Let the reader consider whether our 110,000,000 whites of today could produce the same number of men with corresponding ability and equally high motive, in spite of the fact that our population is more than thirty times as large as in 1787.

So we find in 1790 a practically empty continent, its eastern half buried under a mantle of forest, with a coast line broken by ports and short navigable rivers. Across low mountain ranges we first find a vast central valley traversed for hundreds of miles by wide rivers; then a belt of treeless plains covered with succulent buffalo grass; next a region long called the "Great American Desert"; then a range of mountains dimly known to the Colonials as the "Stony Mountains"; beyond them a great alkaline desert, next the Sierra range, and lastly the genial Pacific Coast. The western half of the continent abounded in mineral wealth, while in the central valley the virgin soil awaited the plow. These conditions had their counterpart in Canada. Wild game abounded, inviting the fur traders to explore the remoter places and enabling the settler to find ready food, while he built his log cabin and planted his crop.

Such was the continent and such the opportunity. In the following pages we shall see what has been done with these opportunities by the British race.


Before leaving the Colonial Period, it is well to call attention, once more, to the history of the frontier. For a hundred years and more the frontier was beset by savages often instigated by the French in Canada. The Indians killed and tortured the lonely settlers and burned their log cabins. This desultory warfare cost the English many hundreds, if not thousands of lives along the frontiers of New England as well as of Pennsylvania and Virginia.

The Indians found by English settlers on their arrival in America were probably, as to many of their tribes, the most formidable fighting men of any native race encountered by the Whites. Not only were they redoubtable warriors in their own surroundings, but they were beyond question the cruelest of mankind. The Assyrians, of all ancient peoples, were reputed to be the most fiendishly cruel, but bad as they were, they did not compare with the American Indian. The details of the torture of prisoners taken in open warfare are too revolting to describe. These tortures were carried out by the squaws while the bucks sat around and laughed at the agony of their victims. There is nothing like it in history in any part of the world and the result was that the aboriginal Indians were regarded as ravening wolves or worse and deprived of all sympathy, while the Whites stole their lands and killed their game. No one who knew the true nature of the Indian felt any regret that they were driven off their hunting grounds. This attitude was found wherever the Whites came in conflict with them and explains why they were scarcely regarded as human beings.
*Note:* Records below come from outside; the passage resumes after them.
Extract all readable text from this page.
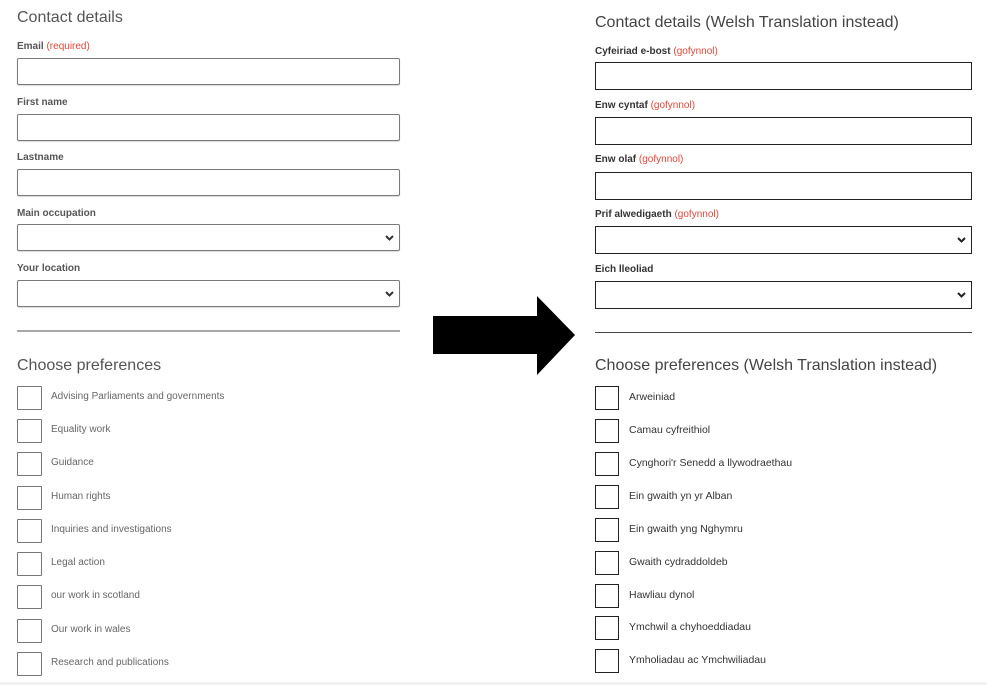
Contact details
Email (required)
First name
Lastname
Main occupation
Your location
Choose preferences
Advising Parliaments and governments
Equality work
Guidance
Human rights
Inquiries and investigations
Legal action
our work in scotland
Our work in wales
Research and publications
Contact details (Welsh Translation instead)
Cyfeiriad e-bost (gofynnol)
Enw cyntaf (gofynnol)
Enw olaf (gofynnol)
Prif alwedigaeth (gofynnol)
Eich lleoliad
Choose preferences (Welsh Translation instead)
Arweiniad
Camau cyfreithiol
Cynghori'r Senedd a llywodraethau
Ein gwaith yn yr Alban
Ein gwaith yng Nghymru
Gwaith cydraddoldeb
Hawliau dynol
Ymchwil a chyhoeddiadau
Ymholiadau ac Ymchwiliadau
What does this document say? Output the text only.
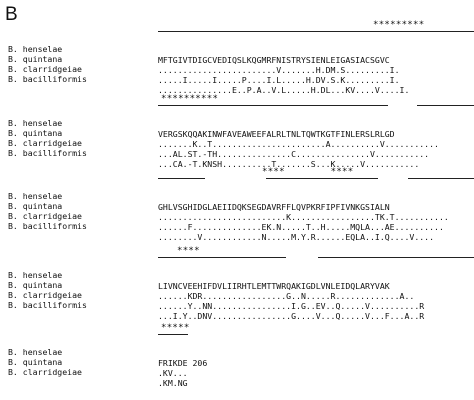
B	*********

B. henselae

MFTGIVTDIGCVEDIQSLKQGMRFNISTRYSIENLEIGASIACSGVC

B. quintana

........................V.......H.DM.S.........I.

B. clarridgeiae

.....I.....I.....P....I.L.....H.DV.S.K.........I.

B. bacilliformis

...............E..P.A..V.L.....H.DL...KV....V....I.

**********

B. henselae

VERGSKQQAKINWFAVEAWEEFALRLTNLTQWTKGTFINLERSLRLGD

B. quintana

.......K..T.......................A..........V...........

B. clarridgeiae

...AL.ST.-TH...............C...............V...........

B. bacilliformis

...CA.-T.KNSH..........T.......S...K.....V...........

****        ****

B. henselae

GHLVSGHIDGLAEIIDQKSEGDAVRFFLQVPKRFIPFIVNKGSIALN

B. quintana

..........................K.................TK.T...........

B. clarridgeiae

......F..............EK.N.....T..H.....MQLA...AE..........

B. bacilliformis

........V............N.....M.Y.R......EQLA..I.Q....V....

****

B. henselae

LIVNCVEEHIFDVLIIRHTLEMTTWRQAKIGDLVNLEIDQLARYVAK

B. quintana

......KDR.................G..N.....R.............A..

B. clarridgeiae

......Y..NN................I.G..EV..Q.....V..........R

B. bacilliformis

...I.Y..DNV................G....V...Q.....V...F...A..R

*****

B. henselae

FRIKDE 206

B. quintana

.KV...

B. clarridgeiae

.KM.NG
The effect of the existence of the Indians on the frontier was to slow down the advance westward of the settlements and to compel the backwoodsman to keep in touch with his countrymen in the rear. If there had been no hostile Indians, the settlers would have scattered widely and would have established independent communities, such as were attempted in Kentucky and Tennessee after the Revolution. In this respect the Indians were a benefit to the Whites.

At the close of the period ending in 1790, despite the loss of many valuable elements at the time of the Revolution, the American race was homogeneous and Scotch and English to the core. It was bursting the bonds of the old frontier and ready to pour a human deluge over the mountains and inundate the West.